The path of the node
With the new algorithm, we have to find a new way to get the path of the specified node. In this way, we need a list of ancestors of this node.
Because of the new table structure, it doesn't take much effort. You can look at, for example, 4-5 of the "Cherry" node, you will find that the ancestor's left value is less than 4, while the right value is greater than 5. In this way, we can use the following query:
SELECT title from the tree WHERE lft < 4 and RGT > 5 order by LfT ASC;
Note that, just like the previous query, we must sort the nodes using an ORDER BY clause. This query will return:
1 2 3 4 5 6 7 |
+-------+ | Title | +-------+ | Food | | Fruit | | Red | +-------+ |
We now have to connect the lines, we can get the "Cherry" path.
How many subsequent nodes are there. How Many descendants
If you give me a node with the left and right values, I can tell you how many subsequent nodes he has, just take a little bit of math knowledge.

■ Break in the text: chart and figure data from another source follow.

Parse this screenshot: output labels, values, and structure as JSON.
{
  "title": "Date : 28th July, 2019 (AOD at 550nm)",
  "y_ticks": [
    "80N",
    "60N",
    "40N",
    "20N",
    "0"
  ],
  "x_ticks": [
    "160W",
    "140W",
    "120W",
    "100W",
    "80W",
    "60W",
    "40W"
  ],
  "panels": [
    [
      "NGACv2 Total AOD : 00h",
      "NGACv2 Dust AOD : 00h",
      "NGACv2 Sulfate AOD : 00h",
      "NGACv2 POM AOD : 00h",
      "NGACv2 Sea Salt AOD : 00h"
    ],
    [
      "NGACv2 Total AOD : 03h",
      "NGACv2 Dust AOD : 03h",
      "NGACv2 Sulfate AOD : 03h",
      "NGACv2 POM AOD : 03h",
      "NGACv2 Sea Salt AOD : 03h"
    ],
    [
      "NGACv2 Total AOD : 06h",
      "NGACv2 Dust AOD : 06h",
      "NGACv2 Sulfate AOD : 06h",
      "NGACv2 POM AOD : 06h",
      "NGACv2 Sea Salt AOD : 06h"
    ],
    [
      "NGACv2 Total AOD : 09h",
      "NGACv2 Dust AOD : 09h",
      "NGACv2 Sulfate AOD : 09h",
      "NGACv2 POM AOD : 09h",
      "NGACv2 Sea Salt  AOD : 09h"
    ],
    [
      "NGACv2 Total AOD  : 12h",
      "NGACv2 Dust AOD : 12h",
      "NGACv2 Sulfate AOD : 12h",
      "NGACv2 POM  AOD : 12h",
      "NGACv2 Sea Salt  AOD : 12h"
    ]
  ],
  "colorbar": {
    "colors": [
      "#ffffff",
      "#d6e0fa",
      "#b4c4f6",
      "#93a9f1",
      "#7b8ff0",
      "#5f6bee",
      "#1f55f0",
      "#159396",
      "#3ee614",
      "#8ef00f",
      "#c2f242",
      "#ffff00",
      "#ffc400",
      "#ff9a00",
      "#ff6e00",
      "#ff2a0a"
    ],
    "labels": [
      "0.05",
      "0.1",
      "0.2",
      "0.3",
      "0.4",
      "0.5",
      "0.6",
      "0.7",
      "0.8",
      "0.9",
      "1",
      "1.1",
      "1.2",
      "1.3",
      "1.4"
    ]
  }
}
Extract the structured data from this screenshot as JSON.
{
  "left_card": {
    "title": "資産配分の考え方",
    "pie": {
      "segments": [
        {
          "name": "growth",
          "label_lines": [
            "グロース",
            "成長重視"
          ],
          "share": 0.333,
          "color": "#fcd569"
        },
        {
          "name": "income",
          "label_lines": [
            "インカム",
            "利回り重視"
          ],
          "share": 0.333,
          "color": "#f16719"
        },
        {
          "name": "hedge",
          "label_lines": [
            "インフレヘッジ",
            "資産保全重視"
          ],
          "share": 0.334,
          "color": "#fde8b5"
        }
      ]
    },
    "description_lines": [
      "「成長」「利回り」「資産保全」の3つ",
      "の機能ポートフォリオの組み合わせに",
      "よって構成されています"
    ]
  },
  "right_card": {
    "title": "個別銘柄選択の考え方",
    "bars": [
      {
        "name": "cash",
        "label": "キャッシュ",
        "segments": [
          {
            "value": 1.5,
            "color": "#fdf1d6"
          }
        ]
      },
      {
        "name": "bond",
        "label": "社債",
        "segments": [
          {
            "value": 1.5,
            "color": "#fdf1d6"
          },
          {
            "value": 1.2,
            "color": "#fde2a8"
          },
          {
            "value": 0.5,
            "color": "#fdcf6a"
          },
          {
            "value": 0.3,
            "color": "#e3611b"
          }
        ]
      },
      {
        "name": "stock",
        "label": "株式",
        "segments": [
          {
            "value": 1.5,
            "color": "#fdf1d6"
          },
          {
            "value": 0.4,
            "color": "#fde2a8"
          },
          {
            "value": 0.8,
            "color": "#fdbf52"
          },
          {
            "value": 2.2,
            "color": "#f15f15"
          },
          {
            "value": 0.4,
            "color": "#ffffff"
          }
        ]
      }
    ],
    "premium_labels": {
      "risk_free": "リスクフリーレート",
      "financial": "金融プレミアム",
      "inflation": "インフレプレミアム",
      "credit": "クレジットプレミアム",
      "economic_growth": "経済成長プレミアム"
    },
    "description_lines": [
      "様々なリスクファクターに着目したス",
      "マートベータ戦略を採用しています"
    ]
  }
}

Because each subsequent node adds 2 to the right value of the node in turn, the number of subsequent nodes can be computed as follows:
Descendants = (right–left-1)/2
With this simple formula, I can immediately tell you that 2-11 of the "Fruit" node has 4 subsequent nodes, 8-9 of the "Banana" node is only 1 subnodes, not the parent node.
Automated Tree Traversal
Now that you do something about the watch, we should learn how to automatically build the table. This is a good practice, first with a small tree, we also need a script to help us complete the count of nodes.
Let's start by writing a script that converts an adjacency list to a forward traversal of the tree table.
<?php
function Rebuild_tree ($parent, $left) {
//The right value of this node is the left value plus 1
$right = $left +1;
Gets all the child nodes of this node
$result = mysql_query (' SELECT title from Tree '. '
WHERE parent= "'. $parent. '; ');
while ($row = Mysql_fetch_array ($result)) {
//recursive execution of this function for each child node of the current node
//$right is the current right value, which is incremented by the Rebuild_tree function
$ right = Rebuild_tree ($row [' title '], $right);
}
We got the left value, and now we've processed this node we know the right value of the subnodes
mysql_query (' UPDATE tree SET lft= '. $left. ', rgt= '
. $right. ' WHERE title= "'. $parent. '; ');
Returns the right value of the node +1 return
$right +1;
}
? >
This is a recursive function. You are going from Rebuild_tree (' Food ', 1); At the beginning, this function gets all the child nodes of the "Food" node.
If there is no child node, he sets its left and right values directly. The left value is already given, 1, the right value is the left value plus 1. If there are child nodes, the function repeats and returns the last right value. This right value is used as the right value for "Food".